The Consumer Price Index (CPI), reported by the Bureau of Labor Statistics (BLS), slipped in May due to a decline in energy prices.
The CPI declined at a seasonally adjusted annual rate of 1.5% in May, following a 2.0% increase in April. Excluding the volatile food and energy components, “core” CPI increased at a seasonally adjusted annual rate of 0.8%, after the 0.9% increase in April.
The price index for a broad set of energy sources dropped at a seasonally adjusted annual rate of 28.2%, after the 14.6% increase in April. The sharp decline in energy prices contributed to the decline in overall prices. Besides energy prices, the indexes for apparel, communication, and medical care services declined too.
NAHB constructs a “real” rent index to indicate whether inflation in rents is faster or slower than overall inflation. It provides insight into the supply and demand conditions for rental housing. When inflation in rents is rising faster (slower) than overall inflation, the real rent index rises (declines). The real rent index is calculated by dividing the price index for rent by the core CPI (to exclude the volatile food and energy components).

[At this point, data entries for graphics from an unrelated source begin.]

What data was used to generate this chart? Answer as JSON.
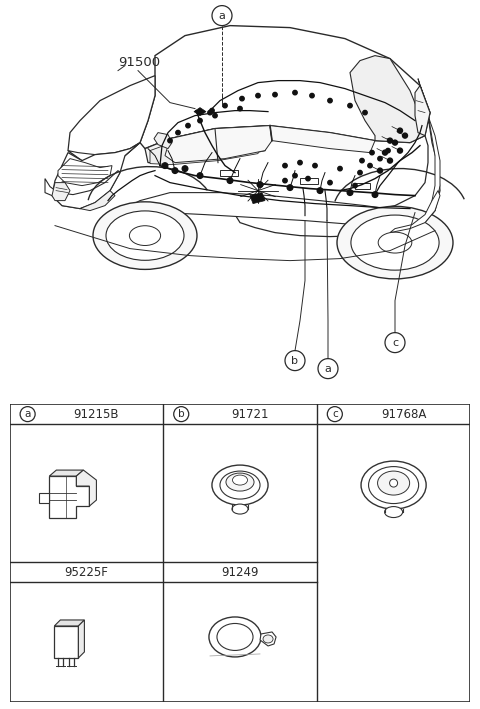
{
  "bg_color": "#ffffff",
  "line_color": "#2a2a2a",
  "part_number_main": "91500",
  "car_label_a_top": "a",
  "car_label_b": "b",
  "car_label_a_bot": "a",
  "car_label_c": "c",
  "table_headers": [
    {
      "label": "a",
      "part": "91215B"
    },
    {
      "label": "b",
      "part": "91721"
    },
    {
      "label": "c",
      "part": "91768A"
    }
  ],
  "table_row2": [
    {
      "part": "95225F"
    },
    {
      "part": "91249"
    },
    {
      "part": ""
    }
  ]
}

After declines during the recession, inflation in real rents accelerated from 2012 to 2014, a period of strong recovery in the multifamily sector, reaching a peak average annual rate of 1.7% in 2014. In 2015, real rent inflation slowed down slightly, averaging 1.6%. In May of 2017, the real rent index rose at a seasonally adjusted annual rate of 3.5%, after the 2.8% increase in April.